Mecanismo de ação dos alcalóides isolados do Geissospermum laeve (Vellozo) Bailon (Pau-Pereira) no músculo esquelético

Título alternativo Mechanism of action of alkaloids isolated from Geissospermum laeve (Vellozo) Baillon (Pau-Pereira) in skeletal muscle
Autor Tanae, Mirtes Midori Autor UNIFESP Google Scholar
Orientador Lapa, Antonio José Autor UNIFESP Google Scholar
Resumo I. O Geissospermum laeve (Vellozo) Baillon conhecido no sudeste brasileiro como pau-pereira, é uma planta de casca amarga utilizada na medicina popular como febrífuga, tônica e hepatoprotetora. II. O Geissospermum laeve (Vellozo) Baillon é rico em alcalóides dos quais a geissospermina é a mais abundante. Também foram identificados a geissoschizina e a geissoschizolina (pereirina} como majoritários. III. A literatura descreve que os alcalóides do G. laeve têm ação curarizante. IV. Este trabalho objetivou isolar os alcalóides majoritários da casca do caule de G. laeve e estudar o mecanismo de ação daqueles com atividade na contração da musculatura esquelética. V. O material vegetal foi obtido de plantas do acervo do Jardim Botânico do Rio de Janeiro. VI. O pó das cascas secas foi extraído com etanol e por partiçoes sucessivas com clorofórmio / água em diferentes pH foi obtido um extrato rico em alcalóides. VII. Do extrato clorofórmico foram obtidos cristais identificados com análise química instrumental como geissospemina.
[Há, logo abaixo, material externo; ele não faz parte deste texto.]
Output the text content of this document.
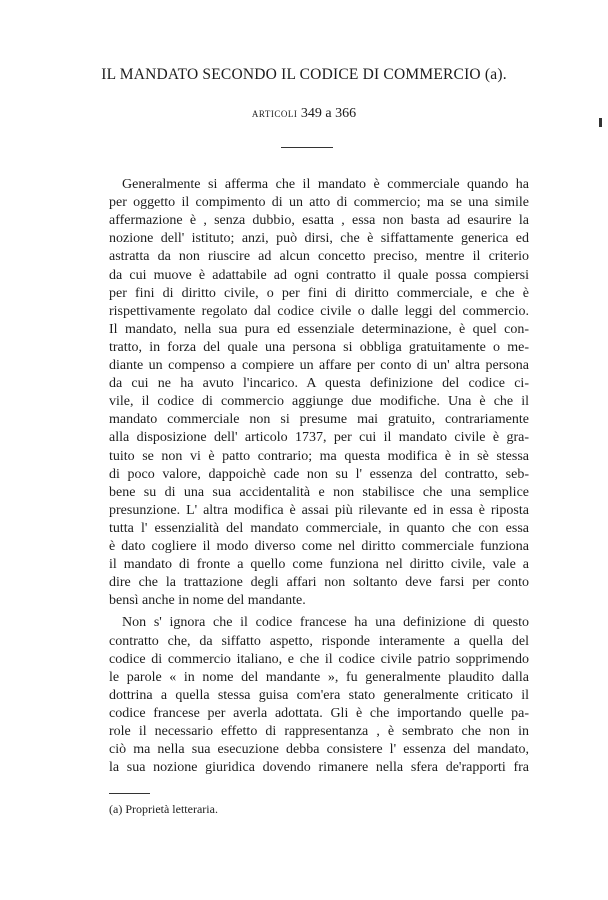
IL MANDATO SECONDO IL CODICE DI COMMERCIO (a).
articoli 349 a 366
Generalmente si afferma che il mandato è commerciale quando ha
per oggetto il compimento di un atto di commercio; ma se una simile
affermazione è , senza dubbio, esatta , essa non basta ad esaurire la
nozione dell' istituto; anzi, può dirsi, che è siffattamente generica ed
astratta da non riuscire ad alcun concetto preciso, mentre il criterio
da cui muove è adattabile ad ogni contratto il quale possa compiersi
per fini di diritto civile, o per fini di diritto commerciale, e che è
rispettivamente regolato dal codice civile o dalle leggi del commercio.
Il mandato, nella sua pura ed essenziale determinazione, è quel con-
tratto, in forza del quale una persona si obbliga gratuitamente o me-
diante un compenso a compiere un affare per conto di un' altra persona
da cui ne ha avuto l'incarico. A questa definizione del codice ci-
vile, il codice di commercio aggiunge due modifiche. Una è che il
mandato commerciale non si presume mai gratuito, contrariamente
alla disposizione dell' articolo 1737, per cui il mandato civile è gra-
tuito se non vi è patto contrario; ma questa modifica è in sè stessa
di poco valore, dappoichè cade non su l' essenza del contratto, seb-
bene su di una sua accidentalità e non stabilisce che una semplice
presunzione. L' altra modifica è assai più rilevante ed in essa è riposta
tutta l' essenzialità del mandato commerciale, in quanto che con essa
è dato cogliere il modo diverso come nel diritto commerciale funziona
il mandato di fronte a quello come funziona nel diritto civile, vale a
dire che la trattazione degli affari non soltanto deve farsi per conto
bensì anche in nome del mandante.
Non s' ignora che il codice francese ha una definizione di questo
contratto che, da siffatto aspetto, risponde interamente a quella del
codice di commercio italiano, e che il codice civile patrio sopprimendo
le parole « in nome del mandante », fu generalmente plaudito dalla
dottrina a quella stessa guisa com'era stato generalmente criticato il
codice francese per averla adottata. Gli è che importando quelle pa-
role il necessario effetto di rappresentanza , è sembrato che non in
ciò ma nella sua esecuzione debba consistere l' essenza del mandato,
la sua nozione giuridica dovendo rimanere nella sfera de'rapporti fra
(a) Proprietà letteraria.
VIII. Do extrato ácido foi obtida uma mistura de alcalóides denominada FAT. IX. A FAT foi purificada em CLAE fornecendo 4 frações ativas na preparação nervo frênico / músculo diafragma de camundongo. A fração mais ativa foi novamente purificada em CLAE e coluna de sílica gel fornecendo uma única fração ativa denominada F(4E)98-102. X. A geissospermina (3 a 100 mg/mL) bloqueou irreversivelmente as contrações do diafragma obtidas por estímulo direto e indireto. XI. Registros eletrofislológicos intracelulares mostraram que a geissospermina despolariza a membrana das fibras musculares, sem afetar especificamente a transmissão neuromuscular. XII Em miobolas de músculos de ratos recém nascidos, a geissospermina aumentou a condutância da membrana, impedindo o registro de correntes por "patch-clamp". Este efeito foi independente da presença de ACh e não foi bloqueado pela tetrodotoxina (300 nM). XIII. A F(4E)98-102 bloqueou a transmissão neuromuscular no diafragma de camundongo. O efeito foi revertido após lavagem mas não pela incubação de neostigmina. XIV. A F(4E)98-102 (1O a 30 mg/mL) diminuiu a amplitude dos potenciais em miniatura da placa terminal sem alterar a polaridade da membrana celular. A maior dose bloqueou a transmissão neuromuscular. XV. A incubação da F(4E)98-102 (1 a 10 mg/mL) em culturas de miobola diminuiu a freqüência de aberturas do canal iôníco associado ao receptor nicotínico e diminuiu ...(au).
Palavra-chave Plantas Medicinais
Alcaloides
Músculo Esquelético
Plants, Medicinal
Alkaloids
Muscle, Skeletal
Idioma Português
Data de publicação 1999
Publicado em São Paulo: [s.n.], 1999. 100 p. ilus.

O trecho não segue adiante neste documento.